Ook in het land
van de zwemmers kent men een paar trucjes waardoor je sneller door het water
gaat. Bent u bekend met de basistechnieken van het zwemmen, maar zou u graag
wat extra trucjes onder de knie krijgen, zodat u sneller de baan doorzwemt?
Bekijk dan onze tips hieronder!
Rolkeerdraai
Het tuimelpunt is
één van de basis trucs in zwemmen. Door deze draai toe te voegen aan uw
zwemroutine worden uw zwemslagen niet onderbroken en krijgt uw volgende baantje
extra vaart.

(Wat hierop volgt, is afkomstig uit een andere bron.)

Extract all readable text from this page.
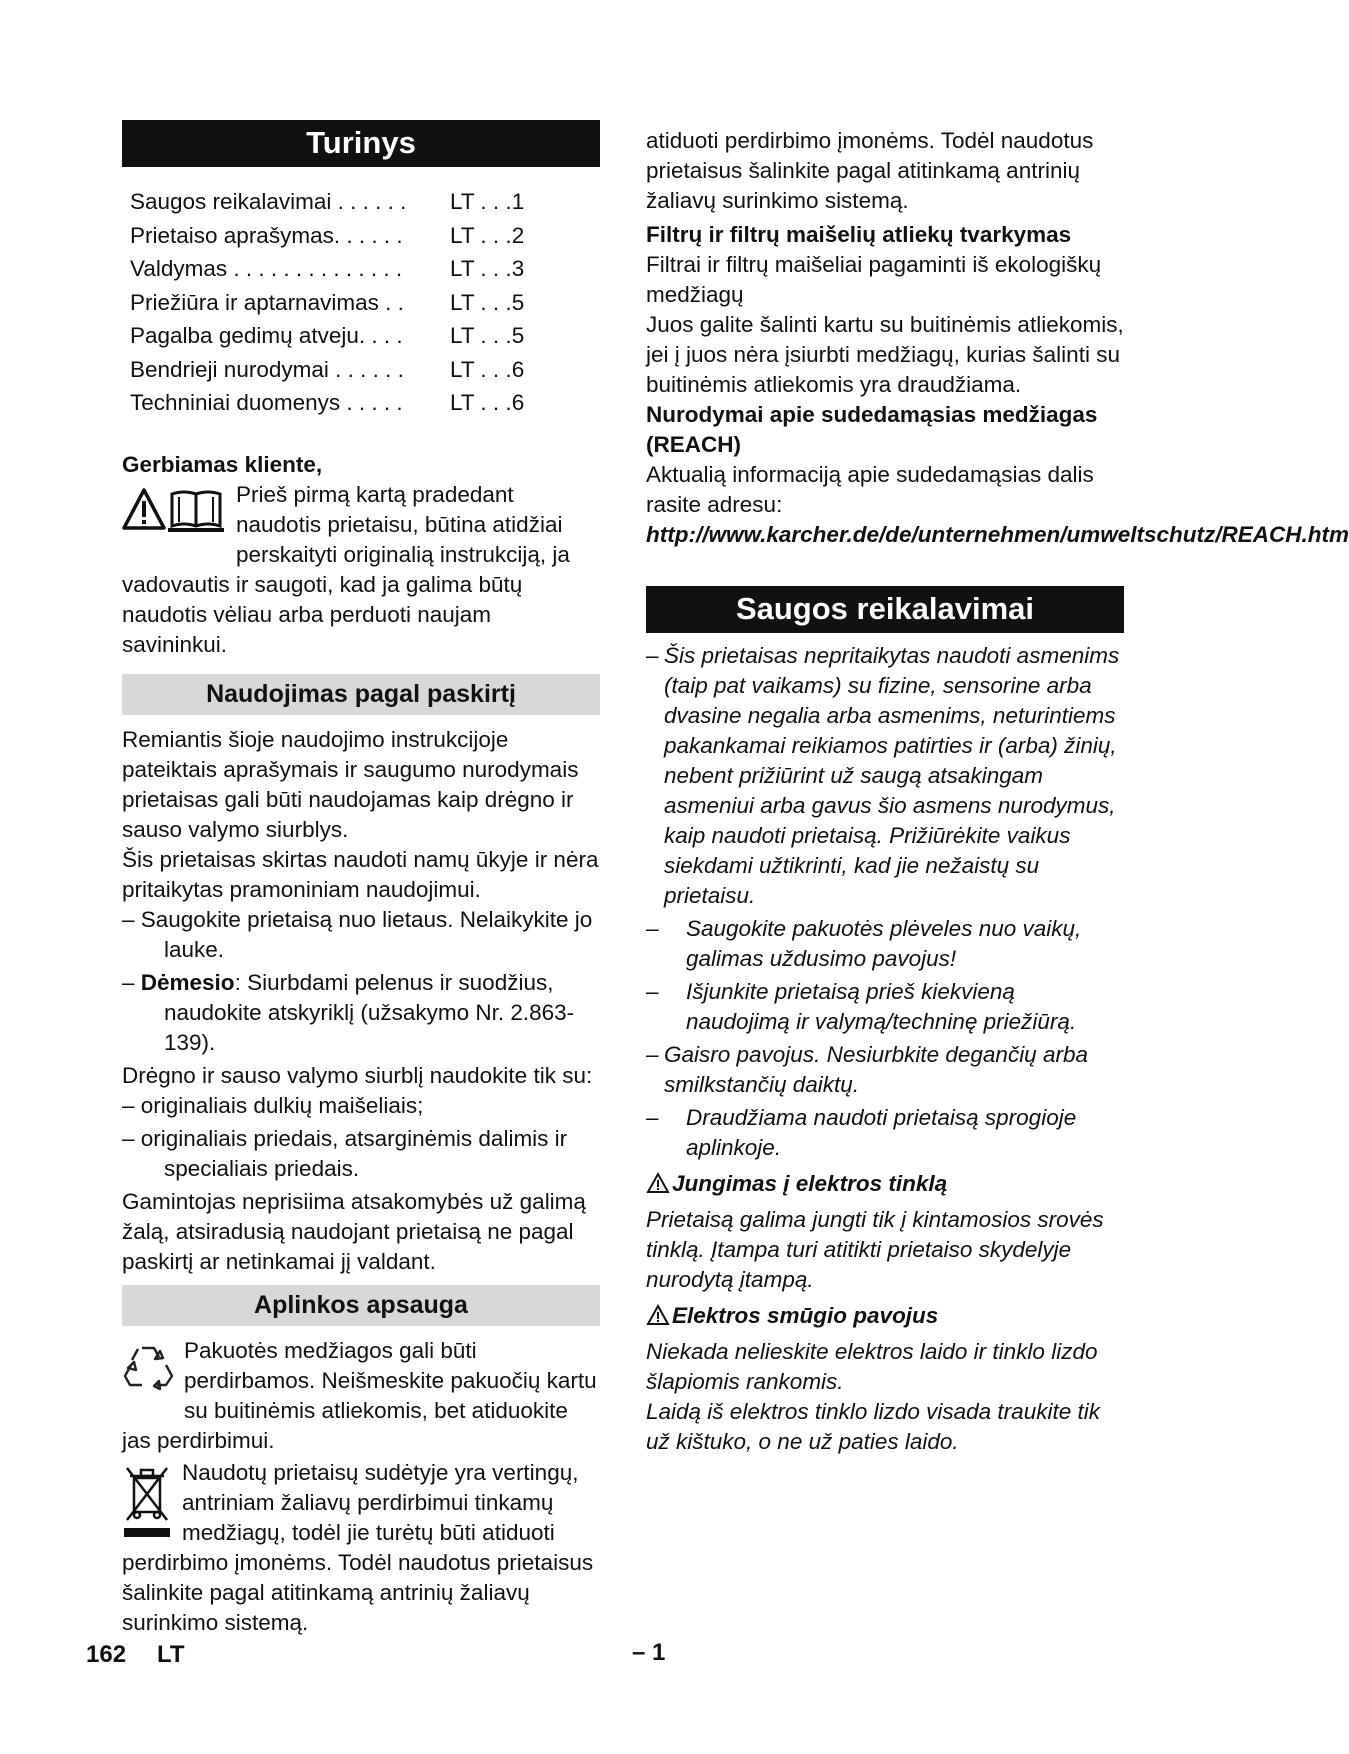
Turinys
Saugos reikalavimai . . . . . .	LT . . .1
Prietaiso aprašymas. . . . . .	LT . . .2
Valdymas . . . . . . . . . . . . . .	LT . . .3
Priežiūra ir aptarnavimas . .	LT . . .5
Pagalba gedimų atveju. . . .	LT . . .5
Bendrieji nurodymai . . . . . .	LT . . .6
Techniniai duomenys . . . . .	LT . . .6

Gerbiamas kliente,

Prieš pirmą kartą pradedant naudotis prietaisu, būtina atidžiai perskaityti originalią instrukciją, ja vadovautis ir saugoti, kad ja galima būtų naudotis vėliau arba perduoti naujam savininkui.

Naudojimas pagal paskirtį

Remiantis šioje naudojimo instrukcijoje pateiktais aprašymais ir saugumo nurodymais prietaisas gali būti naudojamas kaip drėgno ir sauso valymo siurblys.

Šis prietaisas skirtas naudoti namų ūkyje ir nėra pritaikytas pramoniniam naudojimui.

– Saugokite prietaisą nuo lietaus. Nelaikykite jo lauke.

– Dėmesio: Siurbdami pelenus ir suodžius, naudokite atskyriklį (užsakymo Nr. 2.863-139).

Drėgno ir sauso valymo siurblį naudokite tik su:

– originaliais dulkių maišeliais;

– originaliais priedais, atsarginėmis dalimis ir specialiais priedais.

Gamintojas neprisiima atsakomybės už galimą žalą, atsiradusią naudojant prietaisą ne pagal paskirtį ar netinkamai jį valdant.

Aplinkos apsauga

Pakuotės medžiagos gali būti perdirbamos. Neišmeskite pakuočių kartu su buitinėmis atliekomis, bet atiduokite jas perdirbimui.

Naudotų prietaisų sudėtyje yra vertingų, antriniam žaliavų perdirbimui tinkamų medžiagų, todėl jie turėtų būti atiduoti perdirbimo įmonėms. Todėl naudotus prietaisus šalinkite pagal atitinkamą antrinių žaliavų surinkimo sistemą.

atiduoti perdirbimo įmonėms. Todėl naudotus prietaisus šalinkite pagal atitinkamą antrinių žaliavų surinkimo sistemą.

Filtrų ir filtrų maišelių atliekų tvarkymas

Filtrai ir filtrų maišeliai pagaminti iš ekologiškų medžiagų

Juos galite šalinti kartu su buitinėmis atliekomis, jei į juos nėra įsiurbti medžiagų, kurias šalinti su buitinėmis atliekomis yra draudžiama.

Nurodymai apie sudedamąsias medžiagas (REACH)

Aktualią informaciją apie sudedamąsias dalis rasite adresu:

http://www.karcher.de/de/unternehmen/umweltschutz/REACH.htm

Saugos reikalavimai
– Šis prietaisas nepritaikytas naudoti asmenims (taip pat vaikams) su fizine, sensorine arba dvasine negalia arba asmenims, neturintiems pakankamai reikiamos patirties ir (arba) žinių, nebent prižiūrint už saugą atsakingam asmeniui arba gavus šio asmens nurodymus, kaip naudoti prietaisą. Prižiūrėkite vaikus siekdami užtikrinti, kad jie nežaistų su prietaisu.
–	Saugokite pakuotės plėveles nuo vaikų, galimas uždusimo pavojus!
–	Išjunkite prietaisą prieš kiekvieną naudojimą ir valymą/techninę priežiūrą.
– Gaisro pavojus. Nesiurbkite degančių arba smilkstančių daiktų.
–	Draudžiama naudoti prietaisą sprogioje aplinkoje.

Jungimas į elektros tinklą

Prietaisą galima jungti tik į kintamosios srovės tinklą. Įtampa turi atitikti prietaiso skydelyje nurodytą įtampą.

Elektros smūgio pavojus

Niekada nelieskite elektros laido ir tinklo lizdo šlapiomis rankomis.

Laidą iš elektros tinklo lizdo visada traukite tik už kištuko, o ne už paties laido.

162 LT	– 1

Het tuimelpunt is dus een keerpunt die gebruikt wordt om bij het
bereiken van het eind van het zwembad van zwemrichting te veranderen.
SwimBee Zwemschool
Neem een duik in het water en zwem naar de overkant. Ongeveer één of twee slagen voordat u de muur raakt, duikt u naar beneden. De vluchtige seconden die u onder water bent draait u uw lijf van boven naar beneden, zodat uw lijf weer in de juiste positie boven water komt (halve schroef). Voor een extra snel keerpunt kunt u gebruik maken van de muur. U duikt weer naar beneden, maakt de halve schroef, maar voordat u verder wilt zwemmen plaatst u de voeten op de wand zodat u zich kunt afzetten.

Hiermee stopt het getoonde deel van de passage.